We believe that, yes, using image features still constitutes a fair comparison with baseline methods. In fact, leveraging dense 2D features extracted from RGBD sequences to improve the quality of solving 3D vision-language tasks is a common practice (see the table below). However, different authors employ various approaches to effectively map 2D observations obtained from different views to 3D objects features. In the case of 3DGraphLLM, we follow the method proposed by the authors of Chat-Scene. It is worth noting that, in a real-world scenario, if we assume an RGB-D scan of a scene is provided, the sequence of RGB images used to construct it is usually available as well, meaning we can utilize this data. We include information in the table below about which methods also use features extracted from 2D multi-view images as model input in the comparison with baseline methods.
| ScanRefer | Multi3DRefer | ScanQA | Sqa3D | Scan2Cap | |||||||
|---|---|---|---|---|---|---|---|---|---|---|---|
| Methods | 2D features | A@0.25↑ | A@0.5↑ | F1@0.25↑ | F1@0.5↑ | C↑ | B4↑ | EM↑ | C@0.5↑ | B-4@0.5↑ | |
| Expert models | ScanRefer | ✓ | 37.3 | 24.3 | - | - | - | - | - | - | - |
| MVT | ✓ | 40.8 | 33.3 | - | - | - | - | - | - | - | |
| 3DVG-Trans | ✗ | 45.9 | 34.5 | - | - | - | - | - | - | - | |
| 3DVG-Trans | ✓ | 47.6 | 34.7 | - | - | - | - | - | - | - | |
| ViL3DRel | ✗ | 47.9 | 37.7 | - | - | - | - | - | - | - | |
| M3DRef-CLIP | ✓ | 51.9 | 44.7 | 42.8 | 38.4 | - | - | - | - | - | |
| Scan2Cap | ✓ | - | - | - | - | - | - | - | 35.2 | 22.4 | |
| ScanQA | ✓ | - | - | - | - | 64.9 | 10.1 | - | - | - | |
| Sqa3D | ✗ | - | - | - | - | - | - | 47.2 | - | - | |
| 3D-VisTA | ✗ | 50.6 | 45.8 | - | - | 72.9 | 13.1 | 48.5 | 66.9 | 34.0 | |
| BUTD-DETR | ✗ | 52.2 | 39.8 | - | - | - | - | - | - | - | |
| PQ3D | ✓ | - | 51.2 | - | 50.1 | 87.8 | - | 47.1 | 80.3 | 36.0 | |
| LLM-based models | ZSVG3D | ✓ | 36.4 | 32.7 | - | - | - | - | - | - | - |
| 3D-LLM(Flamingo) | ✓ | 21.2 | - | - | - | 59.2 | 7.2 | - | - | - | |
| 3D-LLM(BLIP2-flant5) | ✓ | 30.3 | - | - | - | 69.4 | 12.0 | - | - | - | |
| Chat-3D v2 | ✗ | 35.9 | 30.4 | - | - | 77.1 | 7.3 | - | - | - | |
| Scene-LLM | ✓ | - | - | - | - | 80.0 | 12.0 | 54.2 | - | - | |
| LL3DA | ✗ | - | - | - | - | 76.8 | 13.5 | - | 65.2 | 36.8 | |
| Grounded 3D-LLM | ✗ | 47.9 | 44.1 | 45.2 | 40.6 | 72.7 | 13.4 | - | 70.6 | 35.5 | |
| Chat-Scene | ✓ | 55.5 | 50.2 | 57.1 | 52.4 | 87.7 | 14.3 | 54.6 | 77.1 | 36.3 | |
| 3DGraphLLM Vicuna-1.5 | ✓ | 57.0 | 51.3 | 60.1 | 55.4 | 87.6 | 12.1 | 53.1 | 81.2 | 36.3 | |
| 3DGraphLLM LLAMA3-8B | ✓ | 60.2 | 54.6 | 63.0 | 58.2 | 83.1 | 12.5 | 55.2 | 82.9 | 37.8 |
We would like to thank the reviewers for their feedback and for raising their scores.
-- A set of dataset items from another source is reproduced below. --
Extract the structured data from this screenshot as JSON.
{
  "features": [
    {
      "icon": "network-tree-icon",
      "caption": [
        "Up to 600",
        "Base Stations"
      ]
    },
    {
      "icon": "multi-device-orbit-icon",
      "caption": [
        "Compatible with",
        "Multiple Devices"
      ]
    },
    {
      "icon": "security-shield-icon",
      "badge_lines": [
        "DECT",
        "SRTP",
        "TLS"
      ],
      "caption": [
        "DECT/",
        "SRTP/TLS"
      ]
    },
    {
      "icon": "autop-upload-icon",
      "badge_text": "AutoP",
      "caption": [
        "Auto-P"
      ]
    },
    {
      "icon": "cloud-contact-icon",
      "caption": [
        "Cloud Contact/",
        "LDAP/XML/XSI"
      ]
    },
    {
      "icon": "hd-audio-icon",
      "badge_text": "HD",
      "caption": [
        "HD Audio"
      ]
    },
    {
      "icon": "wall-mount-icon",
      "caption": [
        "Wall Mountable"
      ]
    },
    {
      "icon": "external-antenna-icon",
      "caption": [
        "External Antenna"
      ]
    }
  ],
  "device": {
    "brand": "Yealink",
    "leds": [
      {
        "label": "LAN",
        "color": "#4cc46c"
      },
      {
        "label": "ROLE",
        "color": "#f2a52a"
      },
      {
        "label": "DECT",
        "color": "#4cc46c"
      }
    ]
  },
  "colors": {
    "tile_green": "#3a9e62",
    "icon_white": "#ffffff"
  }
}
We are pleased that our responses addressed their initial concerns. We would like to emphasize that most of the changes made based on the reviewers' feedback have already been incorporated into the revised version of the manuscript. The remaining results obtained during the discussion will be included in the final version of the paper.
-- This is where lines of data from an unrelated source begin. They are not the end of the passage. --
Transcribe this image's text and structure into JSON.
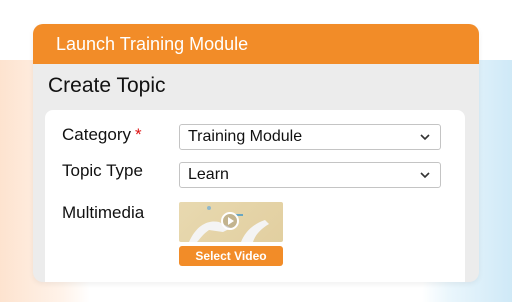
{
  "window": {
    "title": "Launch Training Module"
  },
  "page": {
    "heading": "Create Topic"
  },
  "form": {
    "category": {
      "label": "Category",
      "required_mark": "*",
      "value": "Training Module"
    },
    "topic_type": {
      "label": "Topic Type",
      "value": "Learn"
    },
    "multimedia": {
      "label": "Multimedia",
      "button_label": "Select Video",
      "thumbnail_icon": "play-icon"
    }
  },
  "colors": {
    "accent": "#f28c28",
    "required": "#dd1111"
  }
}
This paper proposes 3DGraphLLM to combine semantic graphs and LLMs for 3D referred object grounding in scenes. Initially, the reviewers raised concerns about the experimental comparisons and the marginal performance gains. The authors provided a strong rebuttal addressing many of these issues. However, several reviewers noted that the experiments in the revised submission differ significantly from the original, and the paper's writing requires substantial improvement.
While the paper demonstrates notable merit, it is not recommended for acceptance in its current form. The authors are encouraged to incorporate the reviewers' feedback when revising the paper for submission to other venues.
审稿人讨论附加意见
The rebuttal does not address the concerns regarding novelty and the quality of the paper's writing very well.